Congrats, Regan. That has to be the nicest way of saying "RTFA" I've
seen in awhile. ;)
On Thu, Apr 15, 2010 at 11:57 PM, Regan Murphy
***** Information abut the user agent is available from http://bit.ly/nlnzwebharvest and we don't yet know what IP addresses will be used. *****
Fairly sure the robots.txt was mentioned in the URL provided..... !

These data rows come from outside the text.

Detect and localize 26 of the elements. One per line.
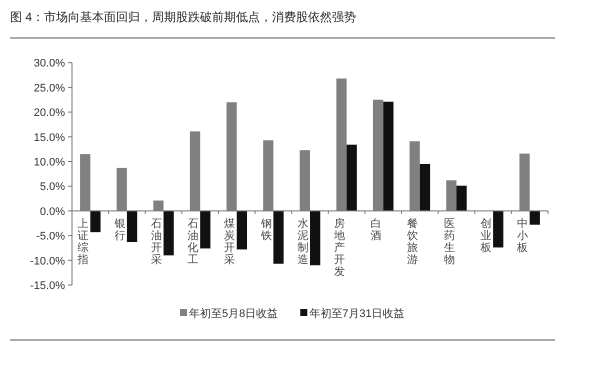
y-tick-label: 30.0%	[34, 58, 66, 70]
y-tick-label: -5.0%	[36, 230, 66, 243]
bar	[164, 210, 174, 256]
y-tick-label: 25.0%	[34, 82, 66, 94]
y-tick-label: 10.0%	[34, 156, 66, 168]
bar	[456, 186, 467, 211]
y-tick-label: -10.0%	[30, 255, 66, 268]
y-tick-label: 5.0%	[40, 181, 66, 194]
bar	[126, 210, 138, 242]
bar	[90, 210, 101, 232]
bar	[493, 210, 504, 248]
legend-label: 年初至5月8日收益	[189, 307, 278, 320]
bar	[346, 144, 357, 211]
bar	[200, 210, 210, 248]
bar	[530, 210, 540, 225]
y-tick-label: -15.0%	[30, 280, 66, 292]
y-tick-label: 0.0%	[40, 206, 66, 218]
bar	[236, 210, 248, 250]
bar	[310, 210, 320, 266]
title: 图 4：市场向基本面回归，周期股跌破前期低点，消费股依然强势	[10, 10, 356, 24]
legend-label: 年初至7月31日收益	[309, 307, 405, 320]
y-tick-label: 15.0%	[34, 132, 66, 144]
y-tick-label: 20.0%	[34, 107, 66, 120]
bar	[273, 210, 284, 264]
bar	[420, 164, 430, 211]
bar	[383, 102, 394, 211]
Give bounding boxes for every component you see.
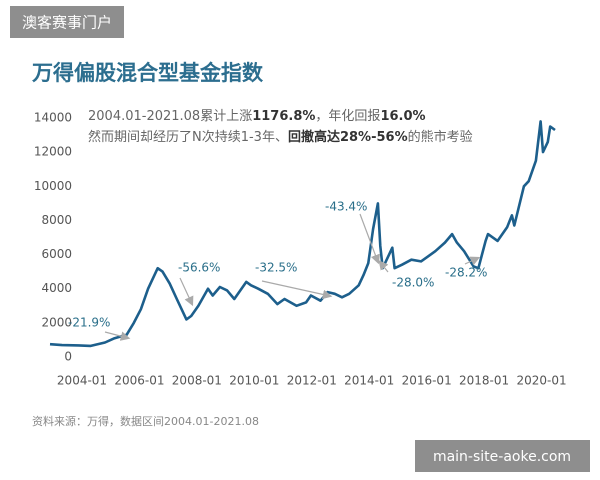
annotation-arrow xyxy=(104,331,131,341)
y-tick-label: 4000 xyxy=(41,281,72,295)
x-tick-label: 2010-01 xyxy=(229,374,279,388)
source: 资料来源：万得，数据区间2004.01-2021.08 xyxy=(32,414,259,428)
subtitle-part: 16.0% xyxy=(380,109,425,124)
subtitle-part: ，年化回报 xyxy=(315,109,380,124)
subtitle-part: 2004.01-2021.08累计上涨 xyxy=(88,109,252,124)
subtitle-part: 回撤高达28%-56% xyxy=(288,129,408,145)
x-tick-label: 2014-01 xyxy=(344,374,394,388)
annotation: -56.6% xyxy=(178,261,220,275)
y-tick-label: 12000 xyxy=(34,145,72,159)
x-tick-label: 2012-01 xyxy=(287,374,337,388)
subtitle: 然而期间却经历了N次持续1-3年、回撤高达28%-56%的熊市考验 xyxy=(88,129,473,145)
annotation: -21.9% xyxy=(68,316,110,330)
annotation: -28.0% xyxy=(392,276,434,290)
annotation-arrow xyxy=(179,277,194,307)
annotation-arrow xyxy=(359,213,380,265)
line xyxy=(49,120,556,348)
y-tick-label: 0 xyxy=(64,350,72,364)
watermark: 澳客赛事门户 xyxy=(22,14,112,32)
y-tick-label: 10000 xyxy=(34,179,72,193)
x-tick-label: 2006-01 xyxy=(114,374,164,388)
x-tick-label: 2016-01 xyxy=(402,374,452,388)
x-tick-label: 2004-01 xyxy=(57,374,107,388)
annotation: -32.5% xyxy=(255,261,297,275)
x-tick-label: 2020-01 xyxy=(516,374,566,388)
y-tick-label: 6000 xyxy=(41,247,72,261)
chart-title: 万得偏股混合型基金指数 xyxy=(31,61,264,85)
subtitle-part: 1176.8% xyxy=(252,109,315,124)
subtitle-part: 的熊市考验 xyxy=(408,129,473,145)
annotation: -43.4% xyxy=(325,200,367,214)
site-box xyxy=(415,440,590,472)
watermark-box xyxy=(10,6,124,38)
y-tick-label: 14000 xyxy=(34,111,72,125)
site: main-site-aoke.com xyxy=(433,449,571,465)
y-tick-label: 2000 xyxy=(41,315,72,329)
x-tick-label: 2018-01 xyxy=(459,374,509,388)
annotation-arrow xyxy=(464,256,481,266)
subtitle: 2004.01-2021.08累计上涨1176.8%，年化回报16.0% xyxy=(88,109,426,124)
x-tick-label: 2008-01 xyxy=(172,374,222,388)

-----Original Message----- From: nznog-bounces(a)list.waikato.ac.nz [mailto:nznog-bounces(a)list.waikato.ac.nz] On Behalf Of Scott Weeks Sent: Thursday, 15 April 2010 2:01 p.m. To: nznog(a)list.waikato.ac.nz Subject: Re: [nznog] Fwd: Notification of web harvest & consultation report
--- Gordon.Paynter(a)natlib.govt.nz wrote: From: "Gordon Paynter"
Information abut the user agent is available from http://bit.ly/nlnzwebharvest and we don't yet know what IP addresses will be used.
We have no plans to use the If-Modified-Since (or Etag, or similar approaches) for comparison with the 2008 harvest.
If you have concerns about how the crawler may behave on specific websites, feel free to email us directly at web-harvest-2010(a)natlib.govt.nz or get in touch via our feedback form. -------------------------------------------------
Does it honor the robots.txt file?
scott